Redfin CEO Glenn Kelman.
Redfin CEO Glenn Kelman.

Redfin, a real estate brokerage and tech company based in Seattle, hosted the event on Wednesday to discuss Seattle’s future, particularly given the recent housing climate. The housing issue is a growing problem caused in part by out-of-town tech company employees who can afford high rent and are forcing local residents to find other places to live — some have even moved into RVs to combat the rising rates.

Redfin CEO Glenn Kelman noted that the tech boom “has come north,” offering internal data that shows more and more people moving to Seattle from the Bay Area, which is dealing with its own share of livability issues.

Kelman spent more than a decade in the 1990s and 2000s in San Francisco before coming back to his hometown of Seattle. He said his friends in the Bay Area were skeptical of him moving to back Seattle to run Redfin, but said that “now all of them want to escape the madness of San Francisco.”

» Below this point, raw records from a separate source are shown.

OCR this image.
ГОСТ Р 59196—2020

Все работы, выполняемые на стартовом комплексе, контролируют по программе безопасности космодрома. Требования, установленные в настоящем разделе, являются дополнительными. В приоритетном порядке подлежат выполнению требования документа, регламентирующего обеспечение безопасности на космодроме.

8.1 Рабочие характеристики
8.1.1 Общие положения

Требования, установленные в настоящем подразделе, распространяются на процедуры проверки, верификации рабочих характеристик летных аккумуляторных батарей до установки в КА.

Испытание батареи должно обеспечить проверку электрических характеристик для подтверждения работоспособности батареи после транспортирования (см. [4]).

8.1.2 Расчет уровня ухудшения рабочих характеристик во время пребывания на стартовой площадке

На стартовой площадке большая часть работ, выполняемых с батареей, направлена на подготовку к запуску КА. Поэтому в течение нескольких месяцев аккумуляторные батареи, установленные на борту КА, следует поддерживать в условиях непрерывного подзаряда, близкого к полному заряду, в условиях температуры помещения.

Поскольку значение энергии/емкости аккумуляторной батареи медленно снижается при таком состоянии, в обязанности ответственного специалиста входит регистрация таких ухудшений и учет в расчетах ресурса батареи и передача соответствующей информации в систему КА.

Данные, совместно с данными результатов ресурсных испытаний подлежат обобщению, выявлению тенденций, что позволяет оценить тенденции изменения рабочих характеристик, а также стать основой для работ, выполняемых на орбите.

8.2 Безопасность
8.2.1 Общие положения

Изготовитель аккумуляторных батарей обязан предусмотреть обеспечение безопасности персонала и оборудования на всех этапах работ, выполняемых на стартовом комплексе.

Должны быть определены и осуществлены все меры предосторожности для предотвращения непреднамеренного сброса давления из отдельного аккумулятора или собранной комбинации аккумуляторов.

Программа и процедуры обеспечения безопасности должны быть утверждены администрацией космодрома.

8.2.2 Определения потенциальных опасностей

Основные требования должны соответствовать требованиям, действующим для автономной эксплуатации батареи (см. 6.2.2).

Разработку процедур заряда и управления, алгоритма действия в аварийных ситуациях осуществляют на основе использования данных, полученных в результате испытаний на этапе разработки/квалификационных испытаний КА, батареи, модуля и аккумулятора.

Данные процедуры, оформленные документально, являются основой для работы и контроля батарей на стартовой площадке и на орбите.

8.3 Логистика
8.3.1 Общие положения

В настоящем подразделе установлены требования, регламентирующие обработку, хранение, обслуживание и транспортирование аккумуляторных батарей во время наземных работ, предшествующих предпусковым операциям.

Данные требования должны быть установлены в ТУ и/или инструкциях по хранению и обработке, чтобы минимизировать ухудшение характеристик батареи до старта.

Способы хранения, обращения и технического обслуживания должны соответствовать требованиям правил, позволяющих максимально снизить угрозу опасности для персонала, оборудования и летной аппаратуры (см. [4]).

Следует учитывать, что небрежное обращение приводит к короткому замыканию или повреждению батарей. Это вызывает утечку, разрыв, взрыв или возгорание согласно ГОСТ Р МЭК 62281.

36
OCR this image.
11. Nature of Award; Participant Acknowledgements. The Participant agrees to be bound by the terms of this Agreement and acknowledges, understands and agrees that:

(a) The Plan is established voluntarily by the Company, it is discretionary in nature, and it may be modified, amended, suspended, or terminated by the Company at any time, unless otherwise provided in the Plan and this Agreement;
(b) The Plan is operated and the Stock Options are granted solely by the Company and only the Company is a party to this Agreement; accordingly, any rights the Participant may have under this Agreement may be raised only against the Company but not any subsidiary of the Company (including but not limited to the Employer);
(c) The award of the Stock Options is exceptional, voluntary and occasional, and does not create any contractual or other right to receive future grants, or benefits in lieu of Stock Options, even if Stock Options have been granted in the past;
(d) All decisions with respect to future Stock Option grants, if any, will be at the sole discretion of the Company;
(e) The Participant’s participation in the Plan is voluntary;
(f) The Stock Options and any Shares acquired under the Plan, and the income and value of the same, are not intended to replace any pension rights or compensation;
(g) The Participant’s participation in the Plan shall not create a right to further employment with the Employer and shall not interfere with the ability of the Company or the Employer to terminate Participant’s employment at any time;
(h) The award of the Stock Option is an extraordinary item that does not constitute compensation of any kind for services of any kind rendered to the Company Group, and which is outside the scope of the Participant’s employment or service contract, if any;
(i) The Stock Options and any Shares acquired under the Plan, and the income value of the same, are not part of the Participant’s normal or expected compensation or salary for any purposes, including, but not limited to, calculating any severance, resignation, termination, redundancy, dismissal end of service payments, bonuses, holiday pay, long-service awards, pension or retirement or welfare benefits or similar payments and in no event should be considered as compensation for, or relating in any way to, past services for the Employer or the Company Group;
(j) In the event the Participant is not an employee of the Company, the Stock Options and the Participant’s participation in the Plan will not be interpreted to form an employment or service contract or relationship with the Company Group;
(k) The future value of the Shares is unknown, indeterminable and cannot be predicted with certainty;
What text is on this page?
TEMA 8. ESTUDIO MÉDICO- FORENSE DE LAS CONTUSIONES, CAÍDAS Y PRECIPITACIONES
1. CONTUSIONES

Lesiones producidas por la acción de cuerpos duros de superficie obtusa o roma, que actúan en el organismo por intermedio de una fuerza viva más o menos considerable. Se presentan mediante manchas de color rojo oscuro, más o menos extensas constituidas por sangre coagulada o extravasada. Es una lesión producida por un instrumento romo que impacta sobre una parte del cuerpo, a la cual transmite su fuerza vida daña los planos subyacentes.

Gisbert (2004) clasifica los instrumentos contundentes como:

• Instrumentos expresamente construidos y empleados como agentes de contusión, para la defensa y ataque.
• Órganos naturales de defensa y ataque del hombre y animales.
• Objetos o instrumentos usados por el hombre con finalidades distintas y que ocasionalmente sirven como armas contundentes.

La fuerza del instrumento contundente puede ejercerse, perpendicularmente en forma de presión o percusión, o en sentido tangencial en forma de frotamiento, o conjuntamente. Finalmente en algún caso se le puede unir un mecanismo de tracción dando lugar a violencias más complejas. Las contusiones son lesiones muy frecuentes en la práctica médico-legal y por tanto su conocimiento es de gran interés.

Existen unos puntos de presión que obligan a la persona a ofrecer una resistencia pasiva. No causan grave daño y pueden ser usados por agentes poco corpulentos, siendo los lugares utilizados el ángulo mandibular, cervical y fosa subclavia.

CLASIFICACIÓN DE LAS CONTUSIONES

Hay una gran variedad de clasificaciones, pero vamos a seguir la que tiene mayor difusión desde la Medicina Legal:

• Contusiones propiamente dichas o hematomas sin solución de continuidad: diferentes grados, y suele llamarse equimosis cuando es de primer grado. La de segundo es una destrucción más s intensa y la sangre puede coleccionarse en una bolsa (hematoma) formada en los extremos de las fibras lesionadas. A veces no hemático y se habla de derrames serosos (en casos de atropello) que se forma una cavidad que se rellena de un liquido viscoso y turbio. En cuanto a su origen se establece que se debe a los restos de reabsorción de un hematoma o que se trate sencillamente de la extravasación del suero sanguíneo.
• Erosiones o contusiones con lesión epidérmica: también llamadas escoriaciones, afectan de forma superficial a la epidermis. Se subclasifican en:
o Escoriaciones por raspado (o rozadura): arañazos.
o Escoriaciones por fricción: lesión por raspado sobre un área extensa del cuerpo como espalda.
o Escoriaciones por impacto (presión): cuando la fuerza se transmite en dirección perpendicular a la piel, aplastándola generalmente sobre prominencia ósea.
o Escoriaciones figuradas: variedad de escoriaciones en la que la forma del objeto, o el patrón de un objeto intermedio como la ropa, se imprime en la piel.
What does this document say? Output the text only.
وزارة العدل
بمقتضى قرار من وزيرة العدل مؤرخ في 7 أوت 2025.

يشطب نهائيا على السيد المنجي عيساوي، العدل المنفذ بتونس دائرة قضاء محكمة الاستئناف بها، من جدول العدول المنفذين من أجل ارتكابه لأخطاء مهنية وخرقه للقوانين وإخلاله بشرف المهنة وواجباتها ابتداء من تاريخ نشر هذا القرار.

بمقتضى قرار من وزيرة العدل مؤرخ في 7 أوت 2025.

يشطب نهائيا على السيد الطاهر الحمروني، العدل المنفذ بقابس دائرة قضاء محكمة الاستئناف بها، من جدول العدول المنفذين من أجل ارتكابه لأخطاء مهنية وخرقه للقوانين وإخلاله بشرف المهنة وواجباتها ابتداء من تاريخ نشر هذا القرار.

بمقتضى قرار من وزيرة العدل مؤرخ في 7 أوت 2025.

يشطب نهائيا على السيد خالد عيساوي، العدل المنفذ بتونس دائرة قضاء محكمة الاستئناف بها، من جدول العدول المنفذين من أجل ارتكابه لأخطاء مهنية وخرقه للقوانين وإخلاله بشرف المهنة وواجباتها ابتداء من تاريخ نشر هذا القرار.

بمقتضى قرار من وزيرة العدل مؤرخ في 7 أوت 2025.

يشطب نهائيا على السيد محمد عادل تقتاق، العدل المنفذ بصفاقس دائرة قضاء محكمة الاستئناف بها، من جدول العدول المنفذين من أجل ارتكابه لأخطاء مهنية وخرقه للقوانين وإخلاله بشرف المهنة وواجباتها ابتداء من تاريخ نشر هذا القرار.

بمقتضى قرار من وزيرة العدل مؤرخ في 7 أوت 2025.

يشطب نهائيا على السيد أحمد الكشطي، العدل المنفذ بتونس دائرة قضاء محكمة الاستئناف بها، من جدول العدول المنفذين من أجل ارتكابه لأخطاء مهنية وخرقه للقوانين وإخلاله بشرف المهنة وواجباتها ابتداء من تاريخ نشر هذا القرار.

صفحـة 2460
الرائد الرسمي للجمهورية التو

“You have a very well-meaning liberal government in the City of San Francisco that put its head in the sand and stopped building buildings for 15 or 20 years,” Kelman added. “You couldn’t get them zoned. Everyone worried about parking, everyone worried about affordability, and as a result, we preserved the character of the city, but gutted the people who lived there. It is a totally different population who lives there now as opposed to who lived there 30 years ago.

Kelman said Seattle can take steps to avoid some of the housing affordability and wage inequality issues around Silicon Valley.

“I have a vested interest in making sure that we keep Seattle different,” he said. “It’s going to have this amazing prosperity, but it can be a beacon for all the other cities going through the exact same change that we are. There is a way that we can grow and still build lots of houses and not screw up the character of our neighborhoods. There is a way that we can do it.”